Photo of Danial Jalil

Danial Jalil

  • 912 Points 500 badge 2x thumb
But it is not working. I have the following configuration.. I am receiving the traffic with no tags nothing just normal Ethernet frames on port 47 but somehow the ACL is not redirecting them port 48. Am I missing something? guys need help?
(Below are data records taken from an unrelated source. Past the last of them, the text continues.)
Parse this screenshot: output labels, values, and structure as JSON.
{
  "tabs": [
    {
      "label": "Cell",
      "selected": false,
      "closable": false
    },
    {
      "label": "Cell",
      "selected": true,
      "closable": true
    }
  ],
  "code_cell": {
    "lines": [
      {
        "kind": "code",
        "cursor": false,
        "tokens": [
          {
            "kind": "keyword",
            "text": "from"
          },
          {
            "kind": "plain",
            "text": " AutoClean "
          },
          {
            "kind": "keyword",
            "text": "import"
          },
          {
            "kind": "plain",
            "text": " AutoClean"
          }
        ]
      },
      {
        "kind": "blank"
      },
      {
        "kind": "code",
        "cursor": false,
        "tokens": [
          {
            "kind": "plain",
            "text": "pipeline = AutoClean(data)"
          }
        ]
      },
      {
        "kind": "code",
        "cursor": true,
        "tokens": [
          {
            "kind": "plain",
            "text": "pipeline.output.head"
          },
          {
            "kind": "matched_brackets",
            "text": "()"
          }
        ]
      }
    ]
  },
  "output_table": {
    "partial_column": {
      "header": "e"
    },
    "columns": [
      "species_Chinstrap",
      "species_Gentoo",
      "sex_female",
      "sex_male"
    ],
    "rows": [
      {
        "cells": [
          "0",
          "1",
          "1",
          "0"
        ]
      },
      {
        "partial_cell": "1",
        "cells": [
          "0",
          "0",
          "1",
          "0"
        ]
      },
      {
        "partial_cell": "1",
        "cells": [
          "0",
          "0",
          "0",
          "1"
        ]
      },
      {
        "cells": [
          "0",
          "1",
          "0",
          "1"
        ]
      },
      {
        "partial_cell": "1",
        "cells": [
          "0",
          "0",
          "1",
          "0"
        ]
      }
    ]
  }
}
* X670V-48x.54 # show access-list
Vlan Name    Port   Policy Name          Dir      Rules  Dyn Rules
================================================================
*            47     testing              ingress  1      0

* X670V-48x.55 #vi testing.pol
entry rule {
if match all {
} then {
redirect-port 48
}
}

* X670V-48x.59 # show ports 47-48 statistics
Port Statistics                                                                        Thu Apr 12 10:09:00 2018
Port      Link       Tx Pkt     Tx Byte      Rx Pkt     Rx Byte      Rx Pkt      Rx Pkt      Tx Pkt      Tx Pkt
          State       Count       Count       Count       Count       Bcast       Mcast       Bcast       Mcast
========= ===== =========== =========== =========== =========== 
47        A               0           0     8469676  1084118656           0           0           0           0
48        A               0           0           0           0           0           0           0           0

========= ===== =========== =========== =========== =========== 
Photo of Danial Jalil

Danial Jalil

  • 912 Points 500 badge 2x thumb
guys waiting for some help here?
Photo of Drew C.

Drew C., Community Manager

  • 40,206 Points 20k badge 2x thumb
If you haven't already, please open a ticket with GTAC to help close this one out.